Actavis also opened a new 1000-m2 API development facility in India, with the aim of introducing 10–15 products per year. In total, Activas has 30 API projects under development in India.

As it builds its own manufacturing base in India, Actavis continues to outsource to Indian CMOs. In February 2007, Actavis signed a pact with Orchid Chemicals & Pharmaceuticals (Chennai, India), a producer of cephalosporin antibiotics. Orchid agreed to develop and manufacture nine cephalosporin formulations in sterile dosage forms for licensing to and marketing by Actavis in Europe. Orchid already has a development, manufacturing, and distribution agreement with Actavis for 10 noncephalosporin generic products in the United States.

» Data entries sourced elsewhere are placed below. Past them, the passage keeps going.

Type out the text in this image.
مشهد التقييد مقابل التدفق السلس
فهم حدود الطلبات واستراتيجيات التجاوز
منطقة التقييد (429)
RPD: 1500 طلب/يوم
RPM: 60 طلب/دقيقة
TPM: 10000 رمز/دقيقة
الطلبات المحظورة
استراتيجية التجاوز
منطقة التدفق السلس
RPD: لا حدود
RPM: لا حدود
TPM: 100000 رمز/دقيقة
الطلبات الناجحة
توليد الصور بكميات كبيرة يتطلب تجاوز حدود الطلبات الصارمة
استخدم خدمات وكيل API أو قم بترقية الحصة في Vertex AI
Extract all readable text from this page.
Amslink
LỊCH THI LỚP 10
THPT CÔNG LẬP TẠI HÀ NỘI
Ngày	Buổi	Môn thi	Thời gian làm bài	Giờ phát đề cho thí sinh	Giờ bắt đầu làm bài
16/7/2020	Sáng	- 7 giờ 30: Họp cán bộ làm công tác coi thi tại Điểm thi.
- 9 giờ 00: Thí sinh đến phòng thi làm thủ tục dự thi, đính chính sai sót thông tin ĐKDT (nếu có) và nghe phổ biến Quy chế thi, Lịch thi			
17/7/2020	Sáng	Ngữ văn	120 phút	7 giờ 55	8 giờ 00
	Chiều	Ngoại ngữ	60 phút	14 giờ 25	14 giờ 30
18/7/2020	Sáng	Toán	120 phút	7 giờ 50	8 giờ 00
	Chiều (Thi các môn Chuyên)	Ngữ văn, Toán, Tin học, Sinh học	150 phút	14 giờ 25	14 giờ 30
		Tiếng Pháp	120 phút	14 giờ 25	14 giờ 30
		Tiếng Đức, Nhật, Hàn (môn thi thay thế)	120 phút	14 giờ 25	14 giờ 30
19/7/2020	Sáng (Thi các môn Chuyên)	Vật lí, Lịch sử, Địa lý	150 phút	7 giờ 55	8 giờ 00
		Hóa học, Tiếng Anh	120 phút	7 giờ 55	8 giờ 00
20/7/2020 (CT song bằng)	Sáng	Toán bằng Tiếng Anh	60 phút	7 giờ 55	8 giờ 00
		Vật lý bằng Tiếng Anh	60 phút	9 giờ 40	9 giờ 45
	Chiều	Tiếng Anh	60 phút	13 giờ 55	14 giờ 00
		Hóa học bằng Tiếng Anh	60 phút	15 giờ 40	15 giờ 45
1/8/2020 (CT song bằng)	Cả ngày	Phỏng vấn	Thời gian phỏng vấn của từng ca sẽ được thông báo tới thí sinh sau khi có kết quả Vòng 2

In 2006, Actavis formed manufacturing pacts with the Indian pharmaceutical companies Emcure Pharmaceuticals Ltd. (Pune, India) and Shasun Chemicals & Drugs Ltd. (Chennai, India).

Emcure Pharmaceuticals is a vertically integrated pharmaceutical company that provides contract manufacturing services for formulations and API manufacturing. In July 2006, the private investment group the Blackstone Group (New York, NY) invested $50 million in Emcure. Blackstone is also the buyer of Cardinal Health's (Dublin, Ohio) contract-services unit, Pharmaceutical Technologies and Services (PTS), in a pending deal valued at roughly $3.3 billion.

Shasun is one of several India-based CMOs gaining Western manufacturing assets. In early 2006, it acquired Rhodia's (Paris, France) pharmaceutical custom-synthesis business.